In the summertime, all minnow harvesting is done by airplane. In the winter it is done by snowmobile. My Dad and Chris trailer the snowmobiles and travel as far as they can by truck, then break trail on snowmobile to the minnow lakes. Getting to the lake is half the battle. The machines get stuck countless times in the deep snow, they sometimes have to cut down trees to clear the trails, and usually one snowmobile will end up breaking down. Once they get to the lake, in order to set or check one trap, they must drill six holes with an ice auger to make an opening large enough for a trap to fit through. It takes the full length of the auger plus the extension to get through the ice this year. They usually set about 15 traps in one lake. To make things more difficult, many lakes have not been producing this winter due to low oxygen levels from the heavy amounts of snow and ice.

With the conditions being so bad, Dad has been avoiding harvesting one of his best minnow lakes because the only way to get there is by airplane. In order to meet the demand, he had to fly there the other day. Since he goes by himself, he must always be prepared for a very long day and possibly an overnight stay in the airplane because if he gets stuck in the slush, he won't be getting home anytime soon. In the past he's had to pack a trail with snowshoes and let it freeze overnight to get the plane moving again. Luckily he didn't have to do that this time, but he did get stuck. He was able to dig himself out and get home at a decent hour with a good catch of minnows. Everyday of minnow trapping for these guys is quite the adventure. I wish I had the time to write about each trip they make because there is always a good story.

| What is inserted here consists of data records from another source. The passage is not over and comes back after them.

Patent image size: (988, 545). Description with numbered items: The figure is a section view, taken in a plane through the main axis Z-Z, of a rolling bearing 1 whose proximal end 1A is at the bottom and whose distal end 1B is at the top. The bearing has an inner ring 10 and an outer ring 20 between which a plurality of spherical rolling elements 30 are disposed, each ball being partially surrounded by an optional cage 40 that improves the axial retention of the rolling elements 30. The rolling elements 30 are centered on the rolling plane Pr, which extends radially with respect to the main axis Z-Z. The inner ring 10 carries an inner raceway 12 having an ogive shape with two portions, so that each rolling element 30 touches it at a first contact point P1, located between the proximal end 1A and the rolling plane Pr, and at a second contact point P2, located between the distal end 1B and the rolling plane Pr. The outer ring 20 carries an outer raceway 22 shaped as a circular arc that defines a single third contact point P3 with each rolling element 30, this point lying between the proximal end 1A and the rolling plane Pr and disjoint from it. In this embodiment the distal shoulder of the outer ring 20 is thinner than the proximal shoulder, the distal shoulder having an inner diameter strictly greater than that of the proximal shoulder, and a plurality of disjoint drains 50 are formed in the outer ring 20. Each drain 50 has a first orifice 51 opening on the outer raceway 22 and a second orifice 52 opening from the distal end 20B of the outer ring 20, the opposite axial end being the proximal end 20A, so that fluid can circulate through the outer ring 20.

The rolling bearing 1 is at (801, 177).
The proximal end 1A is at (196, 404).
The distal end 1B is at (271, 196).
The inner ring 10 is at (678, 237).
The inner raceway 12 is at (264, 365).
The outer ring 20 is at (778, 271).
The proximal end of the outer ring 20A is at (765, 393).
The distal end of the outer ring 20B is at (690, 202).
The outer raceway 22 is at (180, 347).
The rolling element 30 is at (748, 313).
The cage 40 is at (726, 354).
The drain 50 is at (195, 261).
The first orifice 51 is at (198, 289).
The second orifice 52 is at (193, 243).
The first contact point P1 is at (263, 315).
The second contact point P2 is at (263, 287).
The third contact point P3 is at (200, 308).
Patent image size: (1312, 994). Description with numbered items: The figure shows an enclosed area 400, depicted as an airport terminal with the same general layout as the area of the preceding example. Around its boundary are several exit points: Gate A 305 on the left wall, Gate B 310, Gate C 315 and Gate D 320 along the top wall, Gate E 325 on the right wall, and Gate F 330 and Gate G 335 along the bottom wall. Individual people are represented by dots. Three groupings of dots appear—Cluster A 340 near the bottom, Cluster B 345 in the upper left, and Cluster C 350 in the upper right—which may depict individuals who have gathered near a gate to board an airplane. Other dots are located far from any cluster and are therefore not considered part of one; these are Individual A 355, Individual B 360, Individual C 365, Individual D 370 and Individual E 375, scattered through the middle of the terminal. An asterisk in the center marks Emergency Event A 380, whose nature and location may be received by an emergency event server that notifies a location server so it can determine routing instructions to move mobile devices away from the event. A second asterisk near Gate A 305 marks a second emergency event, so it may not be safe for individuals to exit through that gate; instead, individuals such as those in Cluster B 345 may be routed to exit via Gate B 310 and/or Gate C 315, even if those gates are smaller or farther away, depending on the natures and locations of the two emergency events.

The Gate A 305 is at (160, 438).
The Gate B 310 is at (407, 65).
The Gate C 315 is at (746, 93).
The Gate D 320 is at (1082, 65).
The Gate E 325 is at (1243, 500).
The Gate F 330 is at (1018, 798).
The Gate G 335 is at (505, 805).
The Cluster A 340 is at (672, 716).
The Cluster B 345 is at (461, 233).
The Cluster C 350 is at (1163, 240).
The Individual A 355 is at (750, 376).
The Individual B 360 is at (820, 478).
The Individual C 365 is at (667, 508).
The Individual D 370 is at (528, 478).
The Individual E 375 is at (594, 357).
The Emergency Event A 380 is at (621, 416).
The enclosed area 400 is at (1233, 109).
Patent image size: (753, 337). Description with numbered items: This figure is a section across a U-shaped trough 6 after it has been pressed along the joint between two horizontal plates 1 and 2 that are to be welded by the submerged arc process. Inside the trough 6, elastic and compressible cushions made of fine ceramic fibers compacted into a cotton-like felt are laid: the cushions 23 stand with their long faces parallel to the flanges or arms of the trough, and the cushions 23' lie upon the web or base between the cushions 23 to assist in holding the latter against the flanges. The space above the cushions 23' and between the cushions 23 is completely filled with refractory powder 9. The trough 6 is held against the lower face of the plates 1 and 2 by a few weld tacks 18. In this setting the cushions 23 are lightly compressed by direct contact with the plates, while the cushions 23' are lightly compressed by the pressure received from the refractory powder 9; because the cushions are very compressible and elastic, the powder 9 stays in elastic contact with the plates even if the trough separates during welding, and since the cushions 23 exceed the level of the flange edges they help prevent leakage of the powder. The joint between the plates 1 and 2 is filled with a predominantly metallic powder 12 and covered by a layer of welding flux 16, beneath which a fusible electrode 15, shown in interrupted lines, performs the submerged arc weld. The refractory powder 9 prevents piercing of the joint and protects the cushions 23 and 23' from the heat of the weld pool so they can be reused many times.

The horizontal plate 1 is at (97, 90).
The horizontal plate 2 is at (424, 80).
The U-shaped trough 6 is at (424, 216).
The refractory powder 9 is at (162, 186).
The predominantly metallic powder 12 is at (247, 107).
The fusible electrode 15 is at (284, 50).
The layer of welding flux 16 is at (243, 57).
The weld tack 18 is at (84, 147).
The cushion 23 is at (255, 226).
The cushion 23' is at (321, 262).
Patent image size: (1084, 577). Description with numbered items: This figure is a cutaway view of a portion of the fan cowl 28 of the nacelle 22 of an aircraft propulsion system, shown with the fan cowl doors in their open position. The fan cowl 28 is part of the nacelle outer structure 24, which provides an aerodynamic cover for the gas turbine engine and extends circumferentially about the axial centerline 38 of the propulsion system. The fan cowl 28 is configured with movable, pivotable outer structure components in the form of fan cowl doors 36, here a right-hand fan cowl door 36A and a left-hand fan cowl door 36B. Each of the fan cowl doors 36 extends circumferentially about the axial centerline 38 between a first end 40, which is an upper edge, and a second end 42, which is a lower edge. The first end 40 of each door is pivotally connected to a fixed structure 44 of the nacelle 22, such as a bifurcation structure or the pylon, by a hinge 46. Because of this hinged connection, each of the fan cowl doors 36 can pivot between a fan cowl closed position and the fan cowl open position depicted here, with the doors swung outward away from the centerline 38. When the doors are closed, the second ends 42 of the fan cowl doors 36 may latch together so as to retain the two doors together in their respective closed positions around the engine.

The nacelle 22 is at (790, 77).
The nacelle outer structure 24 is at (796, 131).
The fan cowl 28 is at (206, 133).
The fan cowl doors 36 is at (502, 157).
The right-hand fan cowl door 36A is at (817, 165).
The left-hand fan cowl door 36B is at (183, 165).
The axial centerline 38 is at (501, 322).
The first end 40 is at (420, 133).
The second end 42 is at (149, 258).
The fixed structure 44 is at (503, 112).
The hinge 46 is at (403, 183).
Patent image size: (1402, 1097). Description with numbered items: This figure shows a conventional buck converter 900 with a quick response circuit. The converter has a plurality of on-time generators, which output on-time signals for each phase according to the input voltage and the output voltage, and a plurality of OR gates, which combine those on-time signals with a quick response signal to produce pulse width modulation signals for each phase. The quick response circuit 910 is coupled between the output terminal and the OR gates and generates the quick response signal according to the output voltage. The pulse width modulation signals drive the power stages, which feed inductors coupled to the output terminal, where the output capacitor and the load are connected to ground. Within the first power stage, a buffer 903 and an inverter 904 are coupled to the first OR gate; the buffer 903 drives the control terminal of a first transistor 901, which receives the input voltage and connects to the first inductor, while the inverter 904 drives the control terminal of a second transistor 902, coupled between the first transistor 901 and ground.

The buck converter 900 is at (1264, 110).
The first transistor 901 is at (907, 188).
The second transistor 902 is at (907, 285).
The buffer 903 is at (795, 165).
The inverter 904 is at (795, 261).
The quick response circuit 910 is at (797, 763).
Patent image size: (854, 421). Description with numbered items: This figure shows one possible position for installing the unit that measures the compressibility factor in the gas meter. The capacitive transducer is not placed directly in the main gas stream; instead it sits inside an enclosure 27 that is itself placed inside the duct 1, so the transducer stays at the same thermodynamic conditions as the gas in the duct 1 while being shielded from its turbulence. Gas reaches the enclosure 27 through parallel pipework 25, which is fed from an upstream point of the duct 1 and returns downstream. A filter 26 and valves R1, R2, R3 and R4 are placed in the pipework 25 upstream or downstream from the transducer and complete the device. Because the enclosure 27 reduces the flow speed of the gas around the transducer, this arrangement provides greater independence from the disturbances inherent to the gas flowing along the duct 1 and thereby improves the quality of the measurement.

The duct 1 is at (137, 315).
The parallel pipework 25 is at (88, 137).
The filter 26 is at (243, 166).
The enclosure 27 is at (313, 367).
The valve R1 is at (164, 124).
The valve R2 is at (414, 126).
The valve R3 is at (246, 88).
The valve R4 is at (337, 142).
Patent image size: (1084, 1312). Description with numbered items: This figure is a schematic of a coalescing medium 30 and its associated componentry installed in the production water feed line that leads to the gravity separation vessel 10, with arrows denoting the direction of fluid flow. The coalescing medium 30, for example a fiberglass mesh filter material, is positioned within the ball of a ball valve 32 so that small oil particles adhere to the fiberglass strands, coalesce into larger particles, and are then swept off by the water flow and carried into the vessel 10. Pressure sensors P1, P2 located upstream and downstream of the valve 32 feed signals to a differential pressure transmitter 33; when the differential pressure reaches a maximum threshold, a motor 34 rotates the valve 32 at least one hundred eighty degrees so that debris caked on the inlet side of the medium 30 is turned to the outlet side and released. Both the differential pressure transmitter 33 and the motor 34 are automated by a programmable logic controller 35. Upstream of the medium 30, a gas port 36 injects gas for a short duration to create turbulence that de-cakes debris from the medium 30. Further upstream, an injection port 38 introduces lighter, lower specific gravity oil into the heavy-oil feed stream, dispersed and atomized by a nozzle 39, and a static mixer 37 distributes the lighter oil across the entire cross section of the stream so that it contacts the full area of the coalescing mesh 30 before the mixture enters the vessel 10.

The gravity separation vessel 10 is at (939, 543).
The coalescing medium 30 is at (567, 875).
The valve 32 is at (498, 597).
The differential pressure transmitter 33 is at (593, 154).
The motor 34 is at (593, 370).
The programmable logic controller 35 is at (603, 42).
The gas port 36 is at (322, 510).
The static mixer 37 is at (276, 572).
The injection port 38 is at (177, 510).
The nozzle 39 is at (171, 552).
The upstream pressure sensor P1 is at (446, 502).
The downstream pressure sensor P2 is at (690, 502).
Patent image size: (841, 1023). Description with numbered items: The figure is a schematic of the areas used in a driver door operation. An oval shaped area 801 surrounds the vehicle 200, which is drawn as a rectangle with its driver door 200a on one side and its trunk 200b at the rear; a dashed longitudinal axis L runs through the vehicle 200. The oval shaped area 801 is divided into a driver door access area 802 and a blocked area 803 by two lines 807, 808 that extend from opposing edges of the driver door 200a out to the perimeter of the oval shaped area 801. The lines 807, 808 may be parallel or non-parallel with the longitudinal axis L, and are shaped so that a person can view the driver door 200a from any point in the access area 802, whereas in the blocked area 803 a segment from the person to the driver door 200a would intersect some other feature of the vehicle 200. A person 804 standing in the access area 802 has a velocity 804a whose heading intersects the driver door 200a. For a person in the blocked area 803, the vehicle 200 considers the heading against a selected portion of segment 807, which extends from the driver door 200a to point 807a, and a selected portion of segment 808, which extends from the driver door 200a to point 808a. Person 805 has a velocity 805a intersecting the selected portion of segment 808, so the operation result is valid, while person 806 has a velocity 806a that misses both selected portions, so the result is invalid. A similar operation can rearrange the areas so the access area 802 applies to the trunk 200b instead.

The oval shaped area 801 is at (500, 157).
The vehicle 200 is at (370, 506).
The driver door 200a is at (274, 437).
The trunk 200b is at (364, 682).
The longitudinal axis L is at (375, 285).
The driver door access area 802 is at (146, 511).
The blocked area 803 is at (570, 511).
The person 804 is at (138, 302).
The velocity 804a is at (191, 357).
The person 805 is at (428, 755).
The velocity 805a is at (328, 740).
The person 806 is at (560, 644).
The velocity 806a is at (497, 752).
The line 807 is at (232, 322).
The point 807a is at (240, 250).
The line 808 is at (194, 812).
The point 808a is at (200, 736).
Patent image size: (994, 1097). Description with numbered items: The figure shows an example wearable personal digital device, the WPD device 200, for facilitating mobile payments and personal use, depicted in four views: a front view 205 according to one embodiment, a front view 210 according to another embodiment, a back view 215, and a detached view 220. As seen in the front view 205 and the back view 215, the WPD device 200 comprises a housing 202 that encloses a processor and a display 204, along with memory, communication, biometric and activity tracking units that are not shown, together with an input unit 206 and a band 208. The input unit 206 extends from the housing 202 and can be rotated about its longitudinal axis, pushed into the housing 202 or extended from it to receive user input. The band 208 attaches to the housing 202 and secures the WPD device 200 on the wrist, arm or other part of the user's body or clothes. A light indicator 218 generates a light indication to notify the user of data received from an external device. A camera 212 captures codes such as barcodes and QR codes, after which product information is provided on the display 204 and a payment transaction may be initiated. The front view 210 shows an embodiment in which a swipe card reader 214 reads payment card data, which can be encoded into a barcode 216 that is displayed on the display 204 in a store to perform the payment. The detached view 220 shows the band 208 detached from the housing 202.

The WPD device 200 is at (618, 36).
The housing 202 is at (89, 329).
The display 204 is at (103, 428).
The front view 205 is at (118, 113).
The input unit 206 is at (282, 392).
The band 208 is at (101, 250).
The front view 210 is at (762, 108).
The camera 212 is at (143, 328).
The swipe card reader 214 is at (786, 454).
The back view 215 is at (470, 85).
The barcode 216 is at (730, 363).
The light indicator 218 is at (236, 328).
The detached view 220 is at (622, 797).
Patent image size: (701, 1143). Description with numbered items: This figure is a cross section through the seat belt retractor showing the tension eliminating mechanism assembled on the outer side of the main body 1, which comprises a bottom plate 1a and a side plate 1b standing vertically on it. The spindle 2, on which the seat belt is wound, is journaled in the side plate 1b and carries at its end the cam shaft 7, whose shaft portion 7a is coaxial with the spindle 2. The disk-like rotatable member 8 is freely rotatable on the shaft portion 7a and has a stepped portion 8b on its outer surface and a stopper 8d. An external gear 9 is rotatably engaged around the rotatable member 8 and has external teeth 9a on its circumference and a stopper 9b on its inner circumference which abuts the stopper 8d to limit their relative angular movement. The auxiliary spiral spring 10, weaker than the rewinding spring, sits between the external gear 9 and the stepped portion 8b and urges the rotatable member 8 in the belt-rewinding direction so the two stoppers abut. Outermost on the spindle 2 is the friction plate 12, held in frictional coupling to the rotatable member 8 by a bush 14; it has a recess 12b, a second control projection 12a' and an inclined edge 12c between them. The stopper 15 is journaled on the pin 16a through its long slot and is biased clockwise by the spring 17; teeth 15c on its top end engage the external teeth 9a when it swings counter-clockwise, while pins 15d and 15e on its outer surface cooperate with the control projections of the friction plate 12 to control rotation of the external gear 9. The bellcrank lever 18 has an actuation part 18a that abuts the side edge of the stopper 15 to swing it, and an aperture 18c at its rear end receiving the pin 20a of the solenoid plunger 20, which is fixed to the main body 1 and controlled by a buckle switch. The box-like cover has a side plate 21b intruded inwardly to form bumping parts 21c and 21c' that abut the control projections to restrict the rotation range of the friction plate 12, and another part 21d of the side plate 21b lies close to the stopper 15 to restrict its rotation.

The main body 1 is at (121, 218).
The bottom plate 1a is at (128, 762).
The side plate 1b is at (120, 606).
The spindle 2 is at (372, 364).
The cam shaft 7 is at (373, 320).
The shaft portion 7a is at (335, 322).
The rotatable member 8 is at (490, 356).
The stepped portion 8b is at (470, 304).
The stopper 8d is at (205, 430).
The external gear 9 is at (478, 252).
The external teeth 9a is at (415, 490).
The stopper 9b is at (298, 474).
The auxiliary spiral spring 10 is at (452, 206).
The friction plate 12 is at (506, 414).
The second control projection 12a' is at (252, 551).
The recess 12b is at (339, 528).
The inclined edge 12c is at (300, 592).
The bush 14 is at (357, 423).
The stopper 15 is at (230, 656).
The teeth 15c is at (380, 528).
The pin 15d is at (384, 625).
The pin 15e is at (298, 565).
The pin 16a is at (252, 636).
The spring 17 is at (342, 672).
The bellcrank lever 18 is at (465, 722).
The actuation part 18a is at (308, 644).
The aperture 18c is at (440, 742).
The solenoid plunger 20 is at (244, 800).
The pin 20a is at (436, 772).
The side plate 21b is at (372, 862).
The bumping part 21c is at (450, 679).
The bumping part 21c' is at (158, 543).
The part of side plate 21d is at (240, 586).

We also supply the minnows (for free) to our fisherman in camp. We've had quite a few parties staying with us this winter. Despite the amount of snow and slush, they have been fishing the entire chain of lakes and of course, spending lots of time in the shacks in front of camp. They've caught and released some massive trout further down the chain, and some huge walleyes in front of camp. They've been keeping the smaller ones for dinner that they mostly catch in the shack. The two pictures below were taken a few weeks ago right out in front of K.C.'s Landing Resort.

trophy walleye fishing clark's resorts
Trophy Walleye caught & released at K.C.'s
walleye fishing ontario, ice fishing
Trophy Walleye caught & released at K.C.'s
And of course, I have to mention a little bit about the cabin on Kapikik. I haven't written about it since our trip by winter road. Since then, the guys have made many trips by airplane hauling supplies. Two weeks ago, my Dad, Grampa, and I stayed overnight at the cabin and finished off the rest of the pine, varnished the entire cabin, and finished all of the trim. My Dad went by himself the following weekend and started laying the laminate flooring. Dad and Chris are on there way there right now to stay overnight and finish off the flooring. Next, the kitchen cabinets will go in, and the panelling will go up on the bedroom walls. When the conditions improve, the brand new boats will be taken in by snowmobile. It is truly amazing how far that cabin has come along since February 1st, when we made our first trip. With all of the challenges we've faced, its incredible that we've been able to stay on schedule with the progress.

Kapikik Lake Outpost
Pine & Flooring done at Kapikik
My parents and I just got back from the Minneapolis Northwest Sport Show, our last sport show of the season. We had a great time, enjoyed the warm weather, and talked to lots of people. The question that almost everyone asked was if the ice will be out in time for opener. Looking outside right now at the 5 feet of snow on the ground and knowing that there is still 4 feet of ice on the lake, it is easy to assume that it won't be. However, it is honestly far too early to tell just yet. A lot can happen during the month of April and we can assure you that through our Facebook page and our blog, we will keep everyone posted on the weather and ice conditions. In the spring, my Dad is the last person that flies in the area on skis and now that we are into April, he will be flying almost every day. By the end of the month, we should be able to give you all a good idea of when the ice will be out. Lets hope for the best!